I have decided to make it my practice every year to read through Psalm 90 slowly on New Years' Day. This year it's especially poignant, as the minister who kept emphasising to me the importance of "numbering my days aright" is dying.

Lord, you have been our dwelling place
throughout all generations.
Before the mountains were born
or you brought forth the whole world,
from everlasting to everlasting you are God.

You turn people back to dust,
saying, "Return to dust, you mortals."
A thousand years in your sight
are like a day that has just gone by,
or like a watch in the night.
Yet you sweep people away in the sleep of death—
they are like the new grass of the morning:
In the morning it springs up new,
but by evening it is dry and withered.

We are consumed by your anger
and terrified by your indignation.
You have set our iniquities before you,
our secret sins in the light of your presence.
All our days pass away under your wrath;
we finish our years with a moan.

Our days may come to seventy years,
or eighty, if our strength endures;
yet the best of them are but trouble and sorrow,
for they quickly pass, and we fly away.
If only we knew the power of your anger!
Your wrath is as great as the fear that is your due.
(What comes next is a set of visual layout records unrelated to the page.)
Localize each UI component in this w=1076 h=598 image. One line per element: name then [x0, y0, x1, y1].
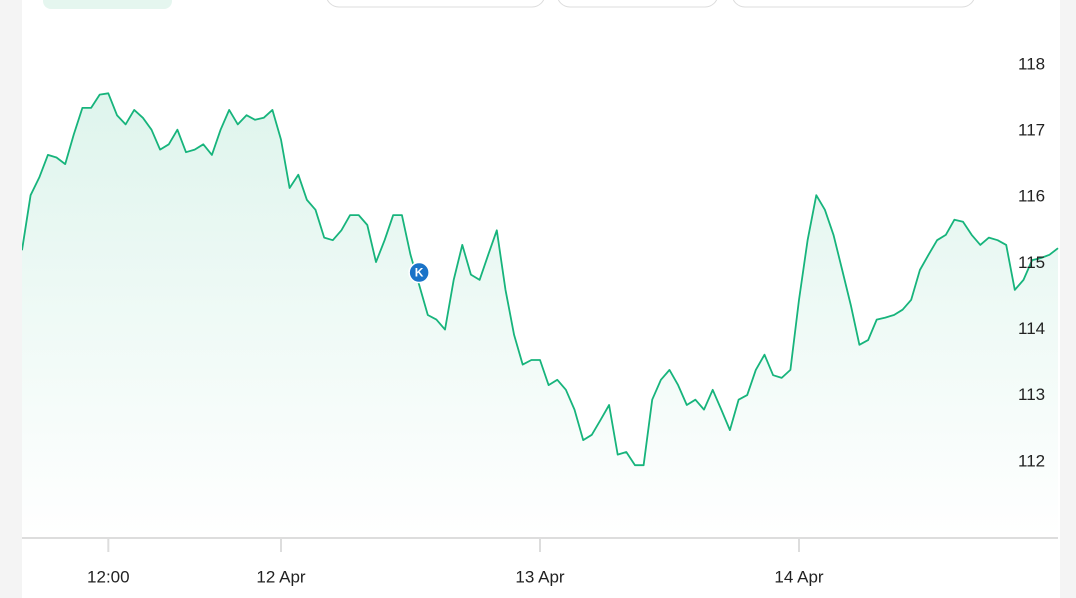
event-marker[interactable]: K [408, 261, 430, 284]
y-tick-label: 115 [1018, 253, 1045, 272]
event-marker-label: K [415, 266, 424, 280]
area [22, 93, 1058, 539]
filter-button[interactable] [732, 0, 975, 8]
x-tick-label: 13 Apr [515, 567, 564, 586]
x-tick-label: 12:00 [87, 567, 130, 586]
y-tick-label: 113 [1018, 385, 1045, 404]
x-tick-label: 12 Apr [256, 567, 305, 586]
y-tick-label: 114 [1018, 319, 1045, 338]
filter-button[interactable] [557, 0, 718, 8]
y-tick-label: 117 [1018, 121, 1045, 140]
y-tick-label: 118 [1018, 54, 1045, 73]
y-tick-label: 112 [1018, 451, 1045, 470]
event-marker-dot [408, 261, 430, 284]
y-tick-label: 116 [1018, 187, 1045, 206]
range-tab[interactable] [43, 0, 172, 9]
price-line [22, 92, 1059, 467]
plot-area [22, 92, 1059, 539]
x-tick-label: 14 Apr [774, 567, 823, 586]
filter-button[interactable] [326, 0, 545, 8]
Teach us to number our days,
that we may gain a heart of wisdom.

Relent, LORD! How long will it be?
Have compassion on your servants.
Satisfy us in the morning with your unfailing love,
that we may sing for joy and be glad all our days.
Make us glad for as many days as you have afflicted us,
for as many years as we have seen trouble.

May your deeds be shown to your servants,
your splendor to their children.
May the favour of the Lord our God rest on us;
establish the work of our hands for us—
yes, establish the work of our hands.